Other highlights of the show included a girl who was ejected by security for attempting to get crunk/”belly dance” in the aisle, and Zach’s comment that on Friday night he’d had a real LA night, having woken up in a hotel room covered in blood that morning.

Today, Sunday, I went over to the LA Poets and Writers Collective reading at Beyond Baroque in Venice, hosted by Jack Grapes. Jack’s been doing these for a long time, and they’re always a lot of fun. Readers who go over the 2 minute time limit are subject to a fart machine, and if that doesn’t stop them, they’re squirted with water pistols. I actually got to be one of the enforcers today and squirt a few people, which was pretty great. Jack also surprised me by asking me to get up and read from the book, and we got a really positive response from the crowd. It was a fun afternoon, and I’m always touched by Jack’s generosity in mentoring and helping local writers and small presses. I began studying with him when I was 17, and I can’t say I’d be the writer or the person I am today had it not been for his encouragement and guidance.

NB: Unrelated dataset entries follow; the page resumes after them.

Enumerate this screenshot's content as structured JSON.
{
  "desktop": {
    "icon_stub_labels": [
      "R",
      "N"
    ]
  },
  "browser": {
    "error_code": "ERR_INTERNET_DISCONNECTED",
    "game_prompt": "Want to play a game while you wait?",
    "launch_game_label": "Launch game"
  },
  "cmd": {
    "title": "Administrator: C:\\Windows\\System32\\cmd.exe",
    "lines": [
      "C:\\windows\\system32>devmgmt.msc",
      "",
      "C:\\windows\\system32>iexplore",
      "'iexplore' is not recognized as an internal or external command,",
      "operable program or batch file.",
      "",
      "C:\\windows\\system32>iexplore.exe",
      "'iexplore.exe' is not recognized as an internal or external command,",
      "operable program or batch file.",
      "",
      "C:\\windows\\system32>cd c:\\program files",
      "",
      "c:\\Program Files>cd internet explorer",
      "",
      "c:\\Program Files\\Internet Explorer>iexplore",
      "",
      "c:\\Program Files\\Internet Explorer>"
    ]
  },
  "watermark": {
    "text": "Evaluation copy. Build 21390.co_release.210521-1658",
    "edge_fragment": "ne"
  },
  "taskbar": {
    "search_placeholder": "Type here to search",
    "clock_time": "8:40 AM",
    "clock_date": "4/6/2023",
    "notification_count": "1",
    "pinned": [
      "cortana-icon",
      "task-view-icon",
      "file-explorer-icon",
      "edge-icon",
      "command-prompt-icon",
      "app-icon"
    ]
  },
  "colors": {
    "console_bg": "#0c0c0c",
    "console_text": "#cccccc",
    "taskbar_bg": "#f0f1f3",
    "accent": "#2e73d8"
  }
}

The best part of the whole weekend, though, had to be when a woman at the reading came up to me after I’d read my piece and asked me, “Were you a crackhead?”

Compliments are always appreciated.

On Spivak’s preface for Of Grammatology

I’m finally getting around to reading Spivak’s translation of Derrida’s Of Grammatology, and I’m highly impressed by the clarity and complexity with which she manages to tackle this most difficult of literary theorists.

I’ve always been intrigued by the way in which a writer, to some extent, deconstructs his/her own creation while simultaneously creating it. Or, that failing, deconstructs his/her creation in the process of editing—laying bare, in the best circumstances, those contradictions or moments of failure within a piece that demand further examination, and in which reconciliation with the remainder of the text seems never fully possible. I’ve always felt that these actions are somehow linked to the influence our unconscious has on work. For me, these unconscious drives are often what “propels” a piece forward, causing seemingly unrelated images, moments, and ideas to suddenly appear, cryptically linked, on the same page. Spivak’s summary of this process is helpful to my own understanding of this phenomenon:

“As we recall, at the time that a stimulus is received, it goes either into the perceptual system or into the Unconscious and produces a permanent trace. That particular trace might be energized into consciousness…long afterward…but it never comes up as such; in fact, as Derrida argues, following Freud, the trace [die Bahnung] is primary. There is no “thing” there in the Unconscious but simply the possibility for this particular path to be energized. When the track is opened up, and we have the après coup perception of the originary trace, the impulse in the Unconscious is not exhausted. Unconscious impulses are indestructible” (Of Grammatology, lxxxi-lxxxii).

I’m fascinated by the phrase “the possibility for this particular path to be energized.” For me, it’s one of the clearest articulations of how the writing process occurs—-by entering a creative space, we open this possibility “after the fact,” and are given the chance to place on paper not an experience, not an accurate representation of an experience, but the “trace” of some distant experience, of which the impulse to communicate, to come forth, is as necessary as life and death for the artist.